# Salutations...



## DouglasMB (Apr 20, 2012)

Hello as hard as it might be to grasp due to my login/screen/forum name, my name is Douglas... I know I know it is porbably a suprise, I think it was to me to for the first few years of my like I thought my name was stoppit! Cut it out! and Don't eat that! But now Douglas suits me fine and the only one yelling at me not to eat things is my wife. 

I try to write a bit, I actually completed for the first time the NaNaWriMo last year, it felt really good. I have yet to finish a complete book but I am working on it. My grandfather used to say that slow and steady wins the race. So slow and steady it is. Like most people I have a blog, this is my second one since 2007, but after next week it will be my permant home. 

The things I like are as different at they are strange, I can honestly fit in anywhere... well almost anywhere. Music, books, boats, bikes (bicycle), food, food, food, oh and I really like food. Because of that last thing I could also do to lose a few lbs but like my writing it is slow and steady lol.

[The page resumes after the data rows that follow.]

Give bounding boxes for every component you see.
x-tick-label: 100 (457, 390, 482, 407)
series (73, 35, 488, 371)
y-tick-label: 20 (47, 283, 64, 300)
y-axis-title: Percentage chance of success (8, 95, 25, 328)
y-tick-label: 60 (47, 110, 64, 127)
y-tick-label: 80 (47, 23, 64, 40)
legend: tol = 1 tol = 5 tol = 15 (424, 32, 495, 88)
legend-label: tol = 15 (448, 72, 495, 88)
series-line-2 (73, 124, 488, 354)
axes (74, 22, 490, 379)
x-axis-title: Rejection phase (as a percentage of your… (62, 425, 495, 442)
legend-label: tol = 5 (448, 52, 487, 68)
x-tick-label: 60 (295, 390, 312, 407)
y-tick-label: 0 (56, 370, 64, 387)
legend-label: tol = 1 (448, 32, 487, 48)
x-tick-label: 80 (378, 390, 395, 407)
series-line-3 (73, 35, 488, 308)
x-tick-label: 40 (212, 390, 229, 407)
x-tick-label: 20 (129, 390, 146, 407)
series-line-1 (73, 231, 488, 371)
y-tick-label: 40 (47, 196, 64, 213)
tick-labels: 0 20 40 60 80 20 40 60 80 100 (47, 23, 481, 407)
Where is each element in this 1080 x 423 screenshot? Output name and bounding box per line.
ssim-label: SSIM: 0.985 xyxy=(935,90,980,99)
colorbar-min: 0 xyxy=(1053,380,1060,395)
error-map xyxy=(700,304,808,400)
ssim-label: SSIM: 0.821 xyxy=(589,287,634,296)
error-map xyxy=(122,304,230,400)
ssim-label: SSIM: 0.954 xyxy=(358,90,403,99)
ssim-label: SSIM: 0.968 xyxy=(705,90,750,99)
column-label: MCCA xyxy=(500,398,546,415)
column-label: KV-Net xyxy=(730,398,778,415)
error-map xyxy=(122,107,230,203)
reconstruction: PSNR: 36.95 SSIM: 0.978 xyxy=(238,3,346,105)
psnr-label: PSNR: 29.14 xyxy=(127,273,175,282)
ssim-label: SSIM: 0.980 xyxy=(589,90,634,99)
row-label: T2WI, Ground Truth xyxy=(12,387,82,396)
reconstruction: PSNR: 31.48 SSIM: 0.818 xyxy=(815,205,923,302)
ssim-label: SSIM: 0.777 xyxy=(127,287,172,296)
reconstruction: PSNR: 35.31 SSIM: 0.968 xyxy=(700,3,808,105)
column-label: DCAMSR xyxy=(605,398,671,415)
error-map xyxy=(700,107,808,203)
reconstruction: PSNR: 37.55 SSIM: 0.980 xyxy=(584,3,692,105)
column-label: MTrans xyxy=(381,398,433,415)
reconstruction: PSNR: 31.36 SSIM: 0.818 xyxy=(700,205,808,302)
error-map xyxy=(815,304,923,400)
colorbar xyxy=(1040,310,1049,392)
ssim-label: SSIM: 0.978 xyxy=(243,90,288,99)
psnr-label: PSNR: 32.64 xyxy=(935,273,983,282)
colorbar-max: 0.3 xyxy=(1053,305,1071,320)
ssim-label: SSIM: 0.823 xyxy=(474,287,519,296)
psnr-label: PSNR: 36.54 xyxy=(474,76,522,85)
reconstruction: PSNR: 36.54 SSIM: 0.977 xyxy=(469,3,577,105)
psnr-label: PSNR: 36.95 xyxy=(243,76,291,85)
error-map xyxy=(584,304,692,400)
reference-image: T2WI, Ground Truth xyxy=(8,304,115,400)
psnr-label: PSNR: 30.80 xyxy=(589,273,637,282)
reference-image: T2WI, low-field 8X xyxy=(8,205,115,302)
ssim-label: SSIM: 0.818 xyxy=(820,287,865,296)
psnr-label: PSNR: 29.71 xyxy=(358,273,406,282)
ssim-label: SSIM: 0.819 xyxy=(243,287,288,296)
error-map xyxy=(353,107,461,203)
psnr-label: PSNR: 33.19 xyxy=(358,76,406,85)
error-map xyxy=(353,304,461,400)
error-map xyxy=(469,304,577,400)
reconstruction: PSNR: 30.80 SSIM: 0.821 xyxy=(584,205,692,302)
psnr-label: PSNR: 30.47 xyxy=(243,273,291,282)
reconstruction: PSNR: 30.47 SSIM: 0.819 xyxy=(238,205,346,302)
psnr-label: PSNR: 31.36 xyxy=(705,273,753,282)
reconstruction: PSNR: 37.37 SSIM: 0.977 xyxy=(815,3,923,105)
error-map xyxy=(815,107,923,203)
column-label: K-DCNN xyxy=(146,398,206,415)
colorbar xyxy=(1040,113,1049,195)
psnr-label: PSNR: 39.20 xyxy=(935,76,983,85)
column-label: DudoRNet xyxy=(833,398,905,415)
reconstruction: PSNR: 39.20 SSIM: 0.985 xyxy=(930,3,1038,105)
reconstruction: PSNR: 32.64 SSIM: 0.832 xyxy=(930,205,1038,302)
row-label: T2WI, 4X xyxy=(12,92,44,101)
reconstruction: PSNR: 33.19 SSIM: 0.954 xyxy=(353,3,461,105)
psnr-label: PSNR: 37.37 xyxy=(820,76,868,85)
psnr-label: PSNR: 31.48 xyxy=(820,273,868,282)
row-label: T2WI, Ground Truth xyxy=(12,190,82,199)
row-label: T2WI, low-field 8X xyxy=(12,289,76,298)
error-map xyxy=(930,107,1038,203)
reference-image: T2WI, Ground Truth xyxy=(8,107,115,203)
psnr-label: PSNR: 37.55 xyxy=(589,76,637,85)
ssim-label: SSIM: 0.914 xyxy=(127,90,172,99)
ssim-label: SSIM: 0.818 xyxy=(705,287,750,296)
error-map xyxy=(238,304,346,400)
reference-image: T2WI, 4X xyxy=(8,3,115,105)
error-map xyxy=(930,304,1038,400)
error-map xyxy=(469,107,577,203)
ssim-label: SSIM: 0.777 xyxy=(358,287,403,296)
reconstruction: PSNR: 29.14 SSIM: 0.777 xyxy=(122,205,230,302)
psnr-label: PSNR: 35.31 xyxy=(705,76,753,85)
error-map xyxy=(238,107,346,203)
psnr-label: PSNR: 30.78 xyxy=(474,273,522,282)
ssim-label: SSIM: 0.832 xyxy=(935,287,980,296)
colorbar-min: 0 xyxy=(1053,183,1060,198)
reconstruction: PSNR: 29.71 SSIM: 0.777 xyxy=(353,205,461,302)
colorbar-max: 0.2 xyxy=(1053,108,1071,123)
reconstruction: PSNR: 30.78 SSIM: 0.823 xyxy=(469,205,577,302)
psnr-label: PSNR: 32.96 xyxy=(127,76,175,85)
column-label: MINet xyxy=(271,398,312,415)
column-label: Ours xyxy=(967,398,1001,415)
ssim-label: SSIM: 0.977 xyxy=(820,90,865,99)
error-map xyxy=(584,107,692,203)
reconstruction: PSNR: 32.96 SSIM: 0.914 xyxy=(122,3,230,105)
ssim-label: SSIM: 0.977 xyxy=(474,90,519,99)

I think this is enough of an introduction... I can not update my profile or signature or all that jazz yet so this will have to do...

Douglas M B

Smile... you the new guy... and if you can pull off the smile and the twitch... they just might think your crazy


----------



## Gumby (Apr 20, 2012)

Hi there...ummm, Douglas? Yes, Douglas, welcome to the forums.


----------



## DouglasMB (Apr 20, 2012)

I had a feeling the link would be removed but I never knew untill I tried  I assume I can put it in my signature once I get my wings?


----------



## Gumby (Apr 20, 2012)

You certainly may.   Have a quick read through of the Rules and Guidelines, it will help you find your way around here. They are located by clicking on the 'Rules' tab in the upper right of your screen.


----------



## Euripides (Apr 20, 2012)

Hello and welcome o)


----------



## DouglasMB (Apr 20, 2012)

Euripides said:


> Hello and welcome o)



 hello and thank you


----------



## DouglasMB (Apr 20, 2012)

just checking to see if the signature and photo are working


----------



## Nickie (Apr 20, 2012)

Welcome to the forums, Douglas.


----------



## DouglasMB (Apr 20, 2012)

thank you


----------



## Potty (Apr 23, 2012)

Awwwww what a cute animal! And it has a pet dog! 









Sorry.

Welcome to the forums!!


----------



## DouglasMB (Apr 23, 2012)

Potty said:


> Awwwww what a cute animal! And it has a pet dog!
> 
> 
> lol ty
> ...


----------